Cost and Quality Are Not Always Opposed
Going in, the team assumed cutting cost meant accepting worse answers, and they braced leadership for that trade. The opposite happened. Focused retrieval and a deliberate history summary improved the experience while reducing tokens. The lesson was not that this always happens, but that the trade-off should be measured rather than assumed. Sometimes the cheaper design is also the better one.
Order of Attack Matters
They saved the most by going after the largest consumer first. Had they started with the system prompt, which was already lean, they would have spent effort for little return. Prioritizing by measured size, rather than by what felt wasteful, directed their limited time to where it paid. This prioritization is the spine of Cut Your Token Costs This Afternoon: An Ordered Routine.
Gains Need Guardrails
The final habit was distrust of their own discipline. They knew that without enforcement, the components would creep back. Centralized limits and a monthly review were not bureaucracy; they were the only thing standing between the savings and their slow reversal.
Frequently Asked Questions
Why did the bill grow faster than traffic?
Because two components grew with use rather than staying fixed. Unbounded history got more expensive every turn, and full-document retrieval sent large amounts of text per request. Both compounded as sessions lengthened and traffic rose.
Why start with retrieval instead of history?
Retrieval was the single largest token consumer, so equal effort there returned the most.
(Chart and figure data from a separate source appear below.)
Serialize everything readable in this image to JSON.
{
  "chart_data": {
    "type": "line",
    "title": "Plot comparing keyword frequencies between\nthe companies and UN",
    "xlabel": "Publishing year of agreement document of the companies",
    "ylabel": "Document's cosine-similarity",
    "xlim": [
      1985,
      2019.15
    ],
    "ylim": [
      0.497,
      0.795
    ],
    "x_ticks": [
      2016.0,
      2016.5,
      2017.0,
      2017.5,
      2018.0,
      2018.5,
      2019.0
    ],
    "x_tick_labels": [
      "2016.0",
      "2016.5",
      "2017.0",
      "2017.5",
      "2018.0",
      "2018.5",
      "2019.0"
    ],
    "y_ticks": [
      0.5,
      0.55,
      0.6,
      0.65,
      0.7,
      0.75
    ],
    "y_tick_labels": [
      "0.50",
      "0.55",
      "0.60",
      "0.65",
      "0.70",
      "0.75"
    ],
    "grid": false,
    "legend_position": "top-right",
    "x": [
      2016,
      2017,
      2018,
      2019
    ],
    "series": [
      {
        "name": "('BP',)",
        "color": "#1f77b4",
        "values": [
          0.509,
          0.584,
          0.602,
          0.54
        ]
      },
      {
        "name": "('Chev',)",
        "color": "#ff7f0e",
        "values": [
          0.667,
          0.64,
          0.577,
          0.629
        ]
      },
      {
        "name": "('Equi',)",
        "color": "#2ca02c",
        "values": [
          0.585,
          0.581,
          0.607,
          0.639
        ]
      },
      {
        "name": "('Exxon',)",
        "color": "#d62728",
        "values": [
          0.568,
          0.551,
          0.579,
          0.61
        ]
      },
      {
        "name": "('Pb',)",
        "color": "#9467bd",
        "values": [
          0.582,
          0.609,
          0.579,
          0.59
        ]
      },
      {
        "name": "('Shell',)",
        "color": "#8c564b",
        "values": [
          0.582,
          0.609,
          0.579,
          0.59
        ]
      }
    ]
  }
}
The team prioritized by measured size, and the breakdown put retrieved articles at the top.
How did quality improve while cost fell?
Focused retrieval removed distracting irrelevant text, helping the model find the right answer, and a deliberate history summary preserved the customer's original problem instead of dropping it. Both changes happened to improve answers while reducing tokens.
Was a staged rollout necessary?
It was prudent. Shipping changes to a fraction of traffic first let the team compare against the baseline and catch a history-summary regression before it reached everyone. Isolating each change made the effects legible.
How did they prevent the savings from reversing?
By centralizing every limit in configuration and instituting a monthly review of token telemetry. Enforcement and regular review keep components from creeping back to their old sizes.
Key Takeaways
- A bill that grows faster than traffic usually points to components that scale with use, like unbounded history and full-document retrieval.
- Instrument prompt assembly to see per-component token usage before deciding what to change.
- Prioritize optimization by measured size, attacking the largest consumer first for the best return.
- Roll out changes in stages and verify quality against a fixed set of real cases at each step.
- Centralize limits and review telemetry regularly so the savings do not erode over time.